“We used to have plays that stretched the field, but I just think they stretch the field a lot more: a lot of spread formations, a lot more out of the gun, a lot of ‘three receivers, one back’ — a hybrid tight end,” Ingram said. “They’re spreading the field out, putting a lot of stress on the defense with vertical pass routes, underneath pass routes. It’s just a lot different.”
Some believe the birth of Saban’s revolution came when quarterback Johnny Manziel was lighting up the scoreboard for Texas A&M. When his team nearly defeated Alabama in 2013, Manziel passed for 464 yards. The Crimson Tide defense yielded a combined 79 points in losses to Auburn and Oklahoma at the end of that season, and Alabama gave up 630 yards to Auburn in the Iron Bowl rivalry game in 2014.
Saban has suggested he reconsidered his approach because Hugh Freeze, then the coach at Mississippi, had used high-powered offenses to beat Alabama in 2014 and 2015.
“He just got to the point of watching it work against him,” said Lane Kiffin, the Alabama offensive coordinator from 2014 through 2016 who is now Mississippi’s coach. “He just said, ‘All right, well, if these things are working against me, instead of just complaining about them to the officials all the time, I’m going to start doing them.’”

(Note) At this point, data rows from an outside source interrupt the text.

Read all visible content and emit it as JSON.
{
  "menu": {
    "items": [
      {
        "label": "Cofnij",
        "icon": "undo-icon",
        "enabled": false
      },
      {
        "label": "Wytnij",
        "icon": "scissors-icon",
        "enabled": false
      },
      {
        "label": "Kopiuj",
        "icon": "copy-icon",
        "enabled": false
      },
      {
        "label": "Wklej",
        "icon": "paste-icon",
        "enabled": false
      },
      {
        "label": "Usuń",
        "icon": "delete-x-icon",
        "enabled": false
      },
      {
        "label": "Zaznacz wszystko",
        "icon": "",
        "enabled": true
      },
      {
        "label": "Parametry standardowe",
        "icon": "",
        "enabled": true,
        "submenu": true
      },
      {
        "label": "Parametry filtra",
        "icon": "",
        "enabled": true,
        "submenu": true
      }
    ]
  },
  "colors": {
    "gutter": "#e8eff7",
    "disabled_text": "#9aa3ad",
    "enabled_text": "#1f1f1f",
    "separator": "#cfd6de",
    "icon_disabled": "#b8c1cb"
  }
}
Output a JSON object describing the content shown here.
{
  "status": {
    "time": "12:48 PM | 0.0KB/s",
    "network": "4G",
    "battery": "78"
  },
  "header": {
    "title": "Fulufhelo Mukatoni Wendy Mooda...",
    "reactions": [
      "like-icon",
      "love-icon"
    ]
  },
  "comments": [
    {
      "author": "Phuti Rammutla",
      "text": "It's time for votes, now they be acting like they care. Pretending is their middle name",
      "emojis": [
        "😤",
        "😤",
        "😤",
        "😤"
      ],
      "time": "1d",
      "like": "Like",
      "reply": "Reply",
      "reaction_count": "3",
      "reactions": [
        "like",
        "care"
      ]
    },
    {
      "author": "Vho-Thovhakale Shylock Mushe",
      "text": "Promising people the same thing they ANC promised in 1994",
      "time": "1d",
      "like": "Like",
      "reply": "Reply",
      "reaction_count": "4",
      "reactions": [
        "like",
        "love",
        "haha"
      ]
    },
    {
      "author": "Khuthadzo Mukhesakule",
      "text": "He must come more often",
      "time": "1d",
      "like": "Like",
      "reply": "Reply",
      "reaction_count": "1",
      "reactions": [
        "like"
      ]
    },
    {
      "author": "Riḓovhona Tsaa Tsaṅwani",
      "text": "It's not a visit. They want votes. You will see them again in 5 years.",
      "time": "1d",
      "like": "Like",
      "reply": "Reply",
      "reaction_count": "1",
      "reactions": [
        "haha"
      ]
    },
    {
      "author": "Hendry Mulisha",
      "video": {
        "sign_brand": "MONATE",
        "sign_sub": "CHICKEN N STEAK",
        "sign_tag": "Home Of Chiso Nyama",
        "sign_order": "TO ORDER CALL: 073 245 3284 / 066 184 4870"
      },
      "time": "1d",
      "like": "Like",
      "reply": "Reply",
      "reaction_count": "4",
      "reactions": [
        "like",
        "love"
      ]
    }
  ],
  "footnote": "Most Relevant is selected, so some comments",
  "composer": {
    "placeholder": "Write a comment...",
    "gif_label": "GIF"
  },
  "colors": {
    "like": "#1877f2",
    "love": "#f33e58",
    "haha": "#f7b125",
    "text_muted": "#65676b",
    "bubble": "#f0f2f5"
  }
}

Kiffin added: “That wasn’t as easy as it sounds because he’d been doing it one way a long time. So it wasn’t just walking in and changing whatever you want. It sounded good at first, but then there are some growing pains in that, too, because you’ve got to get used to some plays not working and kind of looking ugly sometimes.”
In 2014, for instance, Alabama logged 6,783 yards of offense, then the highest total for a Saban-coached team. Still, Alabama mustered fewer points per game than it had for a few seasons.